Linomar Bahia

Jornalista e radialista profissional. Exerceu as funções de repórter, redator e editor de jornais e revistas, locutor, apresentador e diretor de emissoras de rádio e televisão. Articulista dominical de O Liberal há mais de 10 anos e redator de memoriais, pronunciamentos e textos literários. E-mail: linomarbahiajor@gmail.com

"Barbas de molho"

Linomar Bahia

Expressão nascida para definir determinada situação, tem ganho outros sentidos, ao longo dos tempos, nas adequações a circunstâncias e antevisões de consequências, em diversas atividades e comportamentos humanos. Nos últimos acontecimentos, tem valido como alerta a quantos podem estar sob suspeição, pelas mesmas práticas, motivadoras de indiciamentos e condenações de semelhantes e por idênticas razões. Passou a ser, mais uma vez, pontuada, em notícias e comentários, sobre os previsíveis atos de corrupção, que rondam aquisições superfaturadas de equipamentos e produtos de combate à pandemia do coronavirus.
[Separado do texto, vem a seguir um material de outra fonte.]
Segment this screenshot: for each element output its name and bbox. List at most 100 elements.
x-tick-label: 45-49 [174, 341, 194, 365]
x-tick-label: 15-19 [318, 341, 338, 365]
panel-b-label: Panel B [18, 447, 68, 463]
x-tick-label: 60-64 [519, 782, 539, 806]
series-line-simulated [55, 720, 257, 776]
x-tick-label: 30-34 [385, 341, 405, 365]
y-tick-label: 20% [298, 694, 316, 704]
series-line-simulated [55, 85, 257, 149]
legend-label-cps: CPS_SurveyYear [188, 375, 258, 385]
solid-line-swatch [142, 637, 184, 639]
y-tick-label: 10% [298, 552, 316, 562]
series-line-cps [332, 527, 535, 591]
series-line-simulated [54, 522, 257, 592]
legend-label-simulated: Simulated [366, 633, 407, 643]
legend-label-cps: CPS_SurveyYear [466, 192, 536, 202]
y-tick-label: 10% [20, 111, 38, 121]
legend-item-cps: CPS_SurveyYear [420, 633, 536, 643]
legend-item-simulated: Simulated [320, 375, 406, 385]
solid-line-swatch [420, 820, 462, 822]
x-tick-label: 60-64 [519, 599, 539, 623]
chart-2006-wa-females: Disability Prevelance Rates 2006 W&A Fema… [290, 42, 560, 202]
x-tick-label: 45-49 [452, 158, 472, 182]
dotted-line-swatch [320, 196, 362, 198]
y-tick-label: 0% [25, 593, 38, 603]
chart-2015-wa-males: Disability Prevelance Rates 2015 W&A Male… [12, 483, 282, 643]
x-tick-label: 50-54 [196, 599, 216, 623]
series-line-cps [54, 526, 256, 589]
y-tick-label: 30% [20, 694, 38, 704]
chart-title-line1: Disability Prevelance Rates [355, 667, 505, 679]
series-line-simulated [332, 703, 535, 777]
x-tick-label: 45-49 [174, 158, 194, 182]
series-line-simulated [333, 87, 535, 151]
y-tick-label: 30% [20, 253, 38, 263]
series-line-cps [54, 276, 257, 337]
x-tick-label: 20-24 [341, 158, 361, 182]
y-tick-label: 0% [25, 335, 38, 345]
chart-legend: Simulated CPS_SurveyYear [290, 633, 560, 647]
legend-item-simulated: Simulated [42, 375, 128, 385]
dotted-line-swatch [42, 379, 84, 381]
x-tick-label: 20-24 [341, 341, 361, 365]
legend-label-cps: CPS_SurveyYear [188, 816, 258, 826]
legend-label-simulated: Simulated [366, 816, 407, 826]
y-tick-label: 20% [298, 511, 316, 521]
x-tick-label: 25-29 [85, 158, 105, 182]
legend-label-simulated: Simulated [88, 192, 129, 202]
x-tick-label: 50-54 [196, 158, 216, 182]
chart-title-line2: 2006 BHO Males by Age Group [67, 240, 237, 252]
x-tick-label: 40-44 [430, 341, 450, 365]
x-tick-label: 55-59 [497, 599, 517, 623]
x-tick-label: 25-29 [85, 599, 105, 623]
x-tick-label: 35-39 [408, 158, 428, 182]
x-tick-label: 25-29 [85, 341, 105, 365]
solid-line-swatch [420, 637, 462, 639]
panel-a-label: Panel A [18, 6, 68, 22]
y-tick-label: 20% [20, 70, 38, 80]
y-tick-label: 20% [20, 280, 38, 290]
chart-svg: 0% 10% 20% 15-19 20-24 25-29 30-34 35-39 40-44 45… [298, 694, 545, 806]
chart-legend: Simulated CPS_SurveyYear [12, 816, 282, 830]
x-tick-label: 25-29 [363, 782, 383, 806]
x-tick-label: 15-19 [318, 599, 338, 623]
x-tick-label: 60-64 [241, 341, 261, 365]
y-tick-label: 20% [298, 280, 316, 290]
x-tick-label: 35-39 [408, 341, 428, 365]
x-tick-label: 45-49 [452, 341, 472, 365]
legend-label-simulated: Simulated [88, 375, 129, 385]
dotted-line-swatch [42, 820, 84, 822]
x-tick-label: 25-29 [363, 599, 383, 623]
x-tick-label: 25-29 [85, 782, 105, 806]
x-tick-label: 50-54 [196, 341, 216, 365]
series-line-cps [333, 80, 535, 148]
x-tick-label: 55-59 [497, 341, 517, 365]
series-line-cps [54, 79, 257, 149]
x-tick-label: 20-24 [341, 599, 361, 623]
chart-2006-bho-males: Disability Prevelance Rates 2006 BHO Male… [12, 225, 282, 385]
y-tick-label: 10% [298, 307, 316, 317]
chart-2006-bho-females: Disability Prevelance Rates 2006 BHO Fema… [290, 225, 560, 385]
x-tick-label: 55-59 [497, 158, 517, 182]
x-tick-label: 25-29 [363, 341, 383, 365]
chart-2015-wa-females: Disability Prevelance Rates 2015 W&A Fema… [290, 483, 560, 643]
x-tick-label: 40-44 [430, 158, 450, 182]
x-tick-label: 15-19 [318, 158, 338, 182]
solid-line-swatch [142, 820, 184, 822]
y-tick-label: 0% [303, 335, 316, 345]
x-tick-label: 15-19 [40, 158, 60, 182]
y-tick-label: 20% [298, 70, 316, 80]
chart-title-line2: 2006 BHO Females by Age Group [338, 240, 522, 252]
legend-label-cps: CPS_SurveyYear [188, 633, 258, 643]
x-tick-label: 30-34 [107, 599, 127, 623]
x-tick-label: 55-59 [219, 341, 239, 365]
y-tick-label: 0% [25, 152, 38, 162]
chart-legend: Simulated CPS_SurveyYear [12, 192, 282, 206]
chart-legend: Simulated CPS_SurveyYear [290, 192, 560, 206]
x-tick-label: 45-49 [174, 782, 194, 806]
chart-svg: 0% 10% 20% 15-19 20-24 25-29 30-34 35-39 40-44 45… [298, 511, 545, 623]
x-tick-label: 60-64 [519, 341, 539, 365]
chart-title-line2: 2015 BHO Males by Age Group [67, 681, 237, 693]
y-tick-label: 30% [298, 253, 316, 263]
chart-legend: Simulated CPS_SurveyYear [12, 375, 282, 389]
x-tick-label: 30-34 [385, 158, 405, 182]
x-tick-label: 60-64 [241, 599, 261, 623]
Conta a história que, na Idade Média, a barba simbolizava a honra e o poder de quem a cultivava, diferente de hoje, quando tem sido mais associada ao modismo, nem sempre estético e cosiderado anti-higiênico. Um fio de bigode ou, de barba, era considerado mais valioso do que uma assinatura, sendo humilhante sua extração, ao refletir o descumprimento de compromisso asumido e negação da palavra, interpretados como desonra e consequente descrédito. Provérbio espanhol sintetiza que "quando você vir as barbas de seu vizinho pegar fogo, ponha as suas de molho", devendo todos aprenderem com as desditas alheias.
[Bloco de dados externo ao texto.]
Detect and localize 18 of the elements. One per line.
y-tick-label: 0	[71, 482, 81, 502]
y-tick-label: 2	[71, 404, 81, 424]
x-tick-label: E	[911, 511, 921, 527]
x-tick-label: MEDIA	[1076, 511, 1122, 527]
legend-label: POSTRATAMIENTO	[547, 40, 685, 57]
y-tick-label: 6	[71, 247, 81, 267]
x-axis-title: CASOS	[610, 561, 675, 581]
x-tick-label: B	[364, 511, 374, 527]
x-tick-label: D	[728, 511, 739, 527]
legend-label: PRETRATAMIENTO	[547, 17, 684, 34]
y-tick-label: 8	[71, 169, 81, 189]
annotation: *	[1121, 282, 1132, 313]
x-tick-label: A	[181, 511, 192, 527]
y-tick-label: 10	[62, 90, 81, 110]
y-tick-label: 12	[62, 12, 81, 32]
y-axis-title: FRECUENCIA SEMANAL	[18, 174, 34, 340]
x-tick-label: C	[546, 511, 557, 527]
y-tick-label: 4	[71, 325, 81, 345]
Mas ha várias explicações históricas para essa forma de cautela. Para o mestre da língua portuguesa Ayres da Mata Machado, a origem do termo na pobreza data do Brasil antigo. As casas dos lugarejos rurais "eram juntas e cobertas com um capim chamado "bargas", também denominado de "sapê". Fogões a lenha faziam crepitar fagulhas pelas chaminés, resultando algumas delas incendiarem, por vezes, a cobertura da casa ao lado. Em consequência, surgiu o hábito do vizinho da casa em chamas molhar seu próprio telhado, para evitar a ação das chamas, que encontrariam propagação fácil na folhagem utilizada nas coberturas.

Há, todavia, questionamentos sobre o que seria deformação da expressão, com a transformação da palavra "bargas" em "barbas" de molho, porque "a casa do vizinho está ardendo". Nesta nova temporada administrativa-judicial da prudencial, por as "barbas de molho" voltou a pairar sobre governadores, prefeitos e altos escalões dos diversos níveis da vida pública, nesta semana em que eclodiram as suspeitas e acusações, nas justificativas para o afastamento do governador Wilson Witzel no Rio de Janeiro, aparentemente irreversível, confirmando o venerando adágio popular, segundo o qual "onde há dinheiro, tem ladrão por perto".

Quando começaram a emprestar à pandemia conotações de paranoia coletiva, com as autoridades e uma espécie de cumplicidade de parte da mídia, beirando o crime de terrorismo, publiquei neste espaço artigos sobre as ocorrências e procedimentos convenientes. Em ao menos quatro deles, convidei o leitor a refletir sobre a constatação de que "nada acontece por acaso". Assim tem sido nas guerras e calamidades, tão previsível é a capacidade humana de tirar proveito em tudo quanto seja possível, tanto quanto, no Brasil de sempre, a corrupção somente tem mudado nos valores e nos personagens, mantendo fontes e processos.

Em 15 de março, "A pergunta que falta fazer", invocava a clássica pergunta da ficção policial, em que Sherlock Holmes indagava ao escudeiro Watson "a quem interessa o crime", como linha inicial de investigação para descobrir o criminoso. Em "Outros lados da moeda", de 22 de março, referia aos oportunistas na exploração do mal para lucrar o bem. No texto "Há outros vírus, ainda piores", em 12 de abril, referia aos aproveitadores da desgraça alheia, praticando a máxima maquiavélica de que "os fins justificam os meios". E, em "Coronajato", a próxima atração", previa, em 3 de maio, a ladroeira nos bilhões destinados ao combate ao covid-19.

Sucessivas operações de busca e prisão, passaram a ser quase rotineiras nos dias seguintes sinalizando uma amplitude nacional e colocando em alerta agentes públicos de todo o país. Sejam "bargas" ou "barbas", suspeitos em potencial e outros já atingidos por operações anteriores, devem estar de "molho" por inteiro. Independente das cadeias a que vieram a ser encaminhados, já receberam a penalidade da opinião pública, pelo descrédito popular e consequente aposentadoria compulsória da vida pública, já prenunciada com a perda de força eleitoral na próxima eleição municipal. O crime pode estar deixando de compensar. Pelo contrário.